Het is echter opmerkelig dat de Vlindernevel niet op een ronde planeet lijkt, maar eerder op een gevleugeld wezen dat gevangen is in mid-vlucht. De vorming van deze unieke structuur wordt aangedreven door een ster in het midden van de nevel die lagen gas en stof afstoot terwijl het zijn levenscyclus beëindigt.
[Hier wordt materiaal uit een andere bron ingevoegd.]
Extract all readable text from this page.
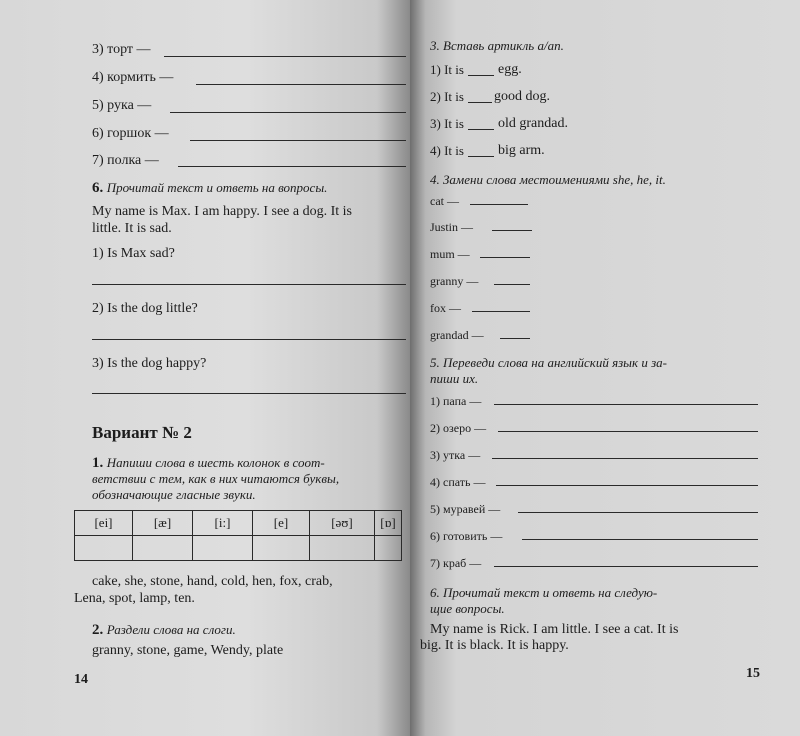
3) торт —
4) кормить —
5) рука —
6) горшок —
7) полка —
6. Прочитай текст и ответь на вопросы.
My name is Max. I am happy. I see a dog. It is
little. It is sad.
1) Is Max sad?
2) Is the dog little?
3) Is the dog happy?
Вариант № 2
1. Напиши слова в шесть колонок в соот-
ветствии с тем, как в них читаются буквы,
обозначающие гласные звуки.
[ei]	[æ]	[i:]	[e]	[əʊ]	[ɒ]

cake, she, stone, hand, cold, hen, fox, crab,
Lena, spot, lamp, ten.
2. Раздели слова на слоги.
granny, stone, game, Wendy, plate
14
3. Вставь артикль a/an.
1) It is egg.
2) It is good dog.
3) It is old grandad.
4) It is big arm.
4. Замени слова местоимениями she, he, it.
cat —
Justin —
mum —
granny —
fox —
grandad —
5. Переведи слова на английский язык и за-
пиши их.
1) папа —
2) озеро —
3) утка —
4) спать —
5) муравей —
6) готовить —
7) краб —
6. Прочитай текст и ответь на следую-
щие вопросы.
My name is Rick. I am little. I see a cat. It is
big. It is black. It is happy.
15
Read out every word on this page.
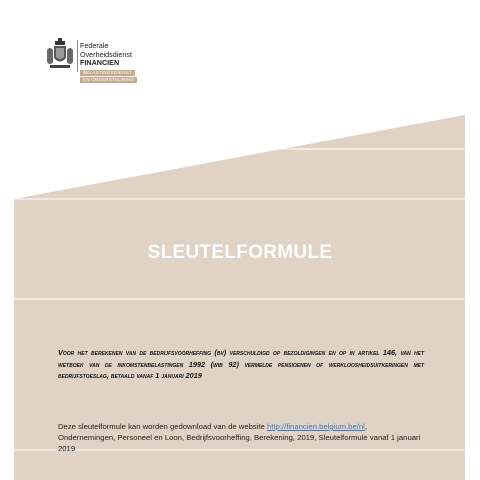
Federale
Overheidsdienst
FINANCIEN
BELASTINGSDIENST
EN ONDERSTEUNING
SLEUTELFORMULE
Voor het berekenen van de bedrijfsvoorheffing (bv) verschuldigd op bezoldigingen en op in artikel 146, van het wetboek van de inkomstenbelastingen 1992 (wib 92) vermelde pensioenen of werkloosheidsuitkeringen met bedrijfstoeslag, betaald vanaf 1 januari 2019
Deze sleutelformule kan worden gedownload van de website http://financien.belgium.be/nl, Ondernemingen, Personeel en Loon, Bedrijfsvoorheffing, Berekening, 2019, Sleutelformule vanaf 1 januari 2019
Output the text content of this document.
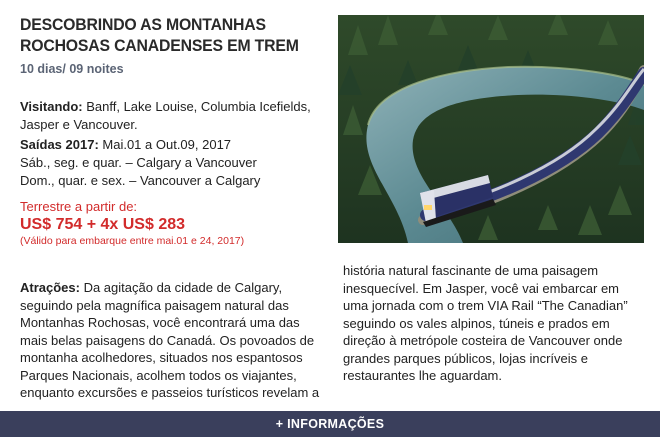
DESCOBRINDO AS MONTANHAS
ROCHOSAS CANADENSES EM TREM
10 dias/ 09 noites
Visitando: Banff, Lake Louise, Columbia Icefields, Jasper e Vancouver.
Saídas 2017: Mai.01 a Out.09, 2017
Sáb., seg. e quar. – Calgary a Vancouver
Dom., quar. e sex. – Vancouver a Calgary
Terrestre a partir de:
US$ 754 + 4x US$ 283
(Válido para embarque entre mai.01 e 24, 2017)
Atrações: Da agitação da cidade de Calgary, seguindo pela magnífica paisagem natural das Montanhas Rochosas, você encontrará uma das mais belas paisagens do Canadá. Os povoados de montanha acolhedores, situados nos espantosos Parques Nacionais, acolhem todos os viajantes, enquanto excursões e passeios turísticos revelam a
história natural fascinante de uma paisagem inesquecível. Em Jasper, você vai embarcar em uma jornada com o trem VIA Rail “The Canadian” seguindo os vales alpinos, túneis e prados em direção à metrópole costeira de Vancouver onde grandes parques públicos, lojas incríveis e restaurantes lhe aguardam.
+ INFORMAÇÕES
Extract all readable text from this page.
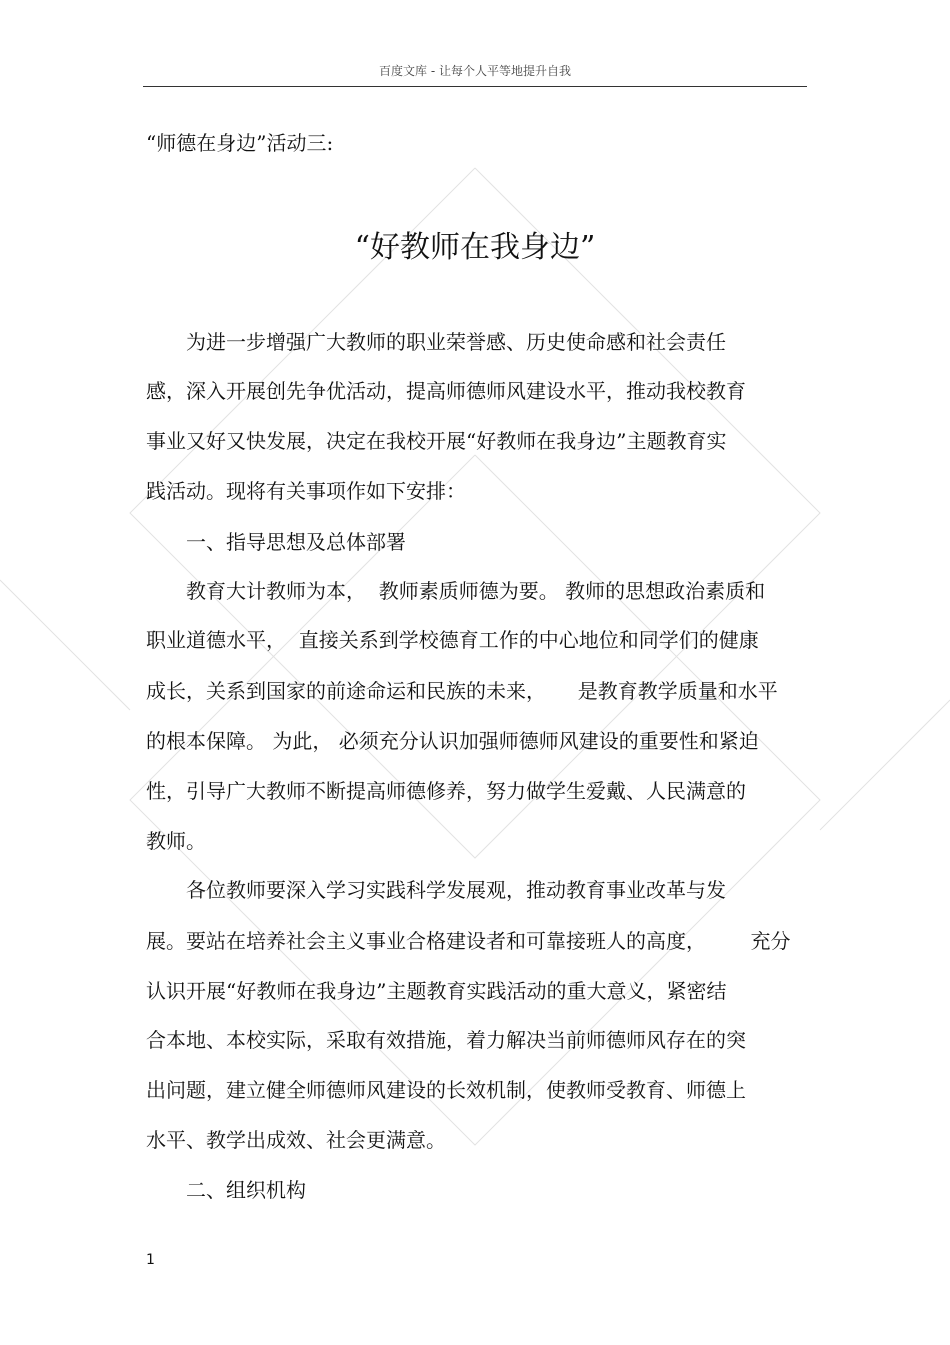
百度文库 - 让每个人平等地提升自我
“师德在身边”活动三:
“好教师在我身边”
为进一步增强广大教师的职业荣誉感、历史使命感和社会责任
感，深入开展创先争优活动，提高师德师风建设水平，推动我校教育
事业又好又快发展，决定在我校开展“好教师在我身边”主题教育实
践活动。现将有关事项作如下安排：
一、指导思想及总体部署
教育大计教师为本，  教师素质师德为要。 教师的思想政治素质和
职业道德水平，  直接关系到学校德育工作的中心地位和同学们的健康
成长，关系到国家的前途命运和民族的未来，     是教育教学质量和水平
的根本保障。 为此， 必须充分认识加强师德师风建设的重要性和紧迫
性，引导广大教师不断提高师德修养，努力做学生爱戴、人民满意的
教师。
各位教师要深入学习实践科学发展观，推动教育事业改革与发
展。要站在培养社会主义事业合格建设者和可靠接班人的高度，       充分
认识开展“好教师在我身边”主题教育实践活动的重大意义，紧密结
合本地、本校实际，采取有效措施，着力解决当前师德师风存在的突
出问题，建立健全师德师风建设的长效机制，使教师受教育、师德上
水平、教学出成效、社会更满意。
二、组织机构
1
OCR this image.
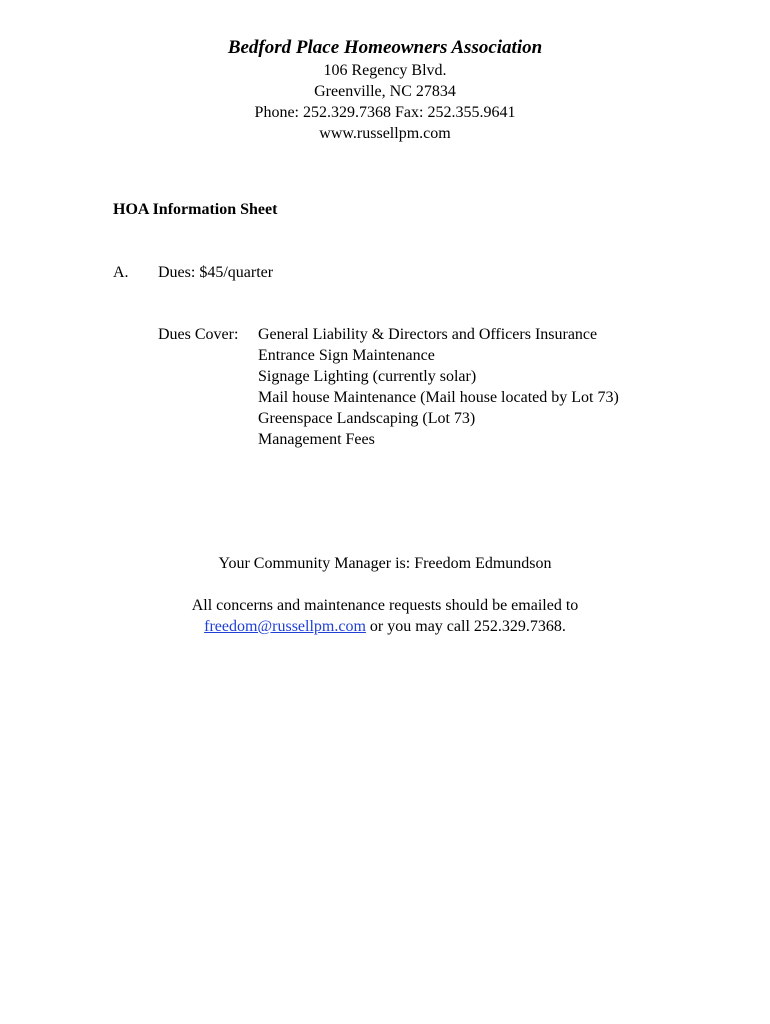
Bedford Place Homeowners Association
106 Regency Blvd.
Greenville, NC 27834
Phone: 252.329.7368 Fax: 252.355.9641
www.russellpm.com
HOA Information Sheet
A. Dues: $45/quarter
Dues Cover: General Liability & Directors and Officers Insurance
Entrance Sign Maintenance
Signage Lighting (currently solar)
Mail house Maintenance (Mail house located by Lot 73)
Greenspace Landscaping (Lot 73)
Management Fees
Your Community Manager is: Freedom Edmundson
All concerns and maintenance requests should be emailed to
freedom@russellpm.com or you may call 252.329.7368.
In 2009 identificeerde de Wide Field Camera 3 aan boord van de Hubble Ruimtetelescoop (HST) de centrale ster als een witte dwerg — het dichte overblijfsel van een zonachtige ster — die zijn buitenlagen meer dan 2000 jaar geleden heeft afgestoten en nu ongeveer twee derden van de massa van onze zon heeft. Het is een van de heetste sterren die bekend zijn, met een oppervlaktetemperatuur van meer dan 250.000 graden Celsius, wat impliceert dat de ster waaruit het is ontstaan, zeer groot moet zijn geweest.

Studies van NGC 6302 hebben een dramatische vormingsgeschiedenis onthuld. Voordat het een witte dwerg werd, was de ster een rode reus met een diameter van ongeveer 1000 keer die van de zon. De enorme ster stootte zijn buitenste lagen gas af, die van de evenaar uitwaarts reisden met een relatief lage snelheid om de donkere, donutvormige band rondom de ster te vormen. Ander gas werd loodrecht op de band uitgestoten, wat de uitstromingen beperkte en de bipolaire structuur creëerde die we vandaag de dag zien.

Naarmate de ster bleef evolueren, ontsloeg het een krachtige sterrenwind die door de ‘vleugels’ scheurde met meer dan drie miljoen kilometer per uur. Interacties tussen trage en snelle gasstromen textureerden verder de ‘vleugels’ tot uitgestrekte landschappen van bewolkte richels en pilaren.

Nu, als een witte dwerg, straalt de ster intense straling uit die de ‘vleugels’ van NGC 6302 verwarmt tot meer dan 20.000 graden Celsius en het gas laat gloeien. Het rijke rood in de afbeelding traceert gebieden van geaktiveerd waterstofgas, terwijl het heldere blauw gebieden van geactiveerd zuurstofgas traceert. Dit materiaal, naast andere elementen die wetenschappers in NGC 6302 hebben gevonden, zoals stikstof, zwavel en ijzer, zal helpen bij de vorming van de volgende generatie sterren en planeten.

Deze afbeelding werd genomen als onderdeel van het NOIRLab Legacy Imaging Program — een voortzetting van het programma dat begon bij de International Gemini Observatory in 2002, bekend als het Gemini Legacy Imaging Program. Het heeft als doel het gebruik van observatietijd op NOIRLab-telescopen te maximaliseren, die specifiek zijn gewijd aan het verwerven van data voor kleurafbeeldingen die met het publiek worden gedeeld.